I plan to experiment with combining multiple LoRAs and testing how well they perform on ControlNet. I've used it before and achieved some great results, but I'll play around with it some more β perhaps that could be an addendum to this, more of a spin-off than a mainline entry. There's also the possibility of continuing the training to 20 epochs and trying to reduce the artifacting in older trained LoRAs by combining them with more generic ones to generate something better. I don't have a clear plan yet, as I need to think about what I'm actually looking for in a final image generation. How am I internally scoring what I'm seeing? Honestly, there's no scientific measurement; it's all about my gut feelings.
I've pondered this quite a bit β since the majority of my images are close-ups of her face, I ran through all the LoRAs in this session again using the "close_up" tag. For the most part, none of them did a terrible job on the face, except for v1_25, which was a disaster. V1_24 was decent in a close-up scenario.

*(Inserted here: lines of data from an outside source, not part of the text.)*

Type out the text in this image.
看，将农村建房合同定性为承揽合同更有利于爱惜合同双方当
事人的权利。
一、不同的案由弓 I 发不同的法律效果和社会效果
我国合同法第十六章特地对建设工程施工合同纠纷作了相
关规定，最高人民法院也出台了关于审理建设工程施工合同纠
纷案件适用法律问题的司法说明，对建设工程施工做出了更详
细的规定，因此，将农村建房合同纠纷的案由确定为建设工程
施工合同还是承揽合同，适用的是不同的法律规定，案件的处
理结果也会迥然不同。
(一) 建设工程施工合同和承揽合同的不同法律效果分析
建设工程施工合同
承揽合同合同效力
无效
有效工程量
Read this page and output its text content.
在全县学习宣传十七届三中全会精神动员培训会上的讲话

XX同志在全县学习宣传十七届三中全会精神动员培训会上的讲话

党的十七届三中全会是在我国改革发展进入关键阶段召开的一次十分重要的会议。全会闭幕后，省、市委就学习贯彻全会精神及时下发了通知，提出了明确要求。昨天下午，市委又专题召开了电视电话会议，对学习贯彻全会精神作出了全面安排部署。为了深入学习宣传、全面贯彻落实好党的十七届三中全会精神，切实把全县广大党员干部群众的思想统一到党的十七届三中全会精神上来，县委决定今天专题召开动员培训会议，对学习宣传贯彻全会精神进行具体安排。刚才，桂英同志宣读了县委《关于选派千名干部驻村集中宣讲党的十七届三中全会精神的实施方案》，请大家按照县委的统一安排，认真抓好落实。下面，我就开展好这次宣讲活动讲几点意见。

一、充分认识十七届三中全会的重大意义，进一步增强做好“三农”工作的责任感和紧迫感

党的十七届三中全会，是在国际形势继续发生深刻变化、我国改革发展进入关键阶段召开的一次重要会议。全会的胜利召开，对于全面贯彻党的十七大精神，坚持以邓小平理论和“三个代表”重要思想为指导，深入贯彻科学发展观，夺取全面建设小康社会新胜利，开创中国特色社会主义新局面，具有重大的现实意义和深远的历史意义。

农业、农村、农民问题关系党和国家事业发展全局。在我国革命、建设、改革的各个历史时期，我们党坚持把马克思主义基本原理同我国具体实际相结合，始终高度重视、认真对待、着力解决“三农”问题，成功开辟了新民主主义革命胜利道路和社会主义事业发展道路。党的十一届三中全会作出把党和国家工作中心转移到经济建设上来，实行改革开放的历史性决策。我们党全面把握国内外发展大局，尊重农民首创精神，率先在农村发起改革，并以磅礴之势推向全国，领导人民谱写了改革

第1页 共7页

I've also considered my training images. Since I don't have any official high-res artwork, it's a bit tricky. Maybe I'll generate and tag a second image set, build it out, and compare the results. My feelings are mixed: if it was too easy, I'd lose interest, but because it's a challenge that keeps me on my toes, I can't help but want more β practical use case be damned. Plus, there's the constant thought of how to bring my results closer to my vision once I achieve them. Is the current tech sufficient? Maybe in the near future, we'll have better models or training techniques, and all this will be obsolete. But for now, the journey continues.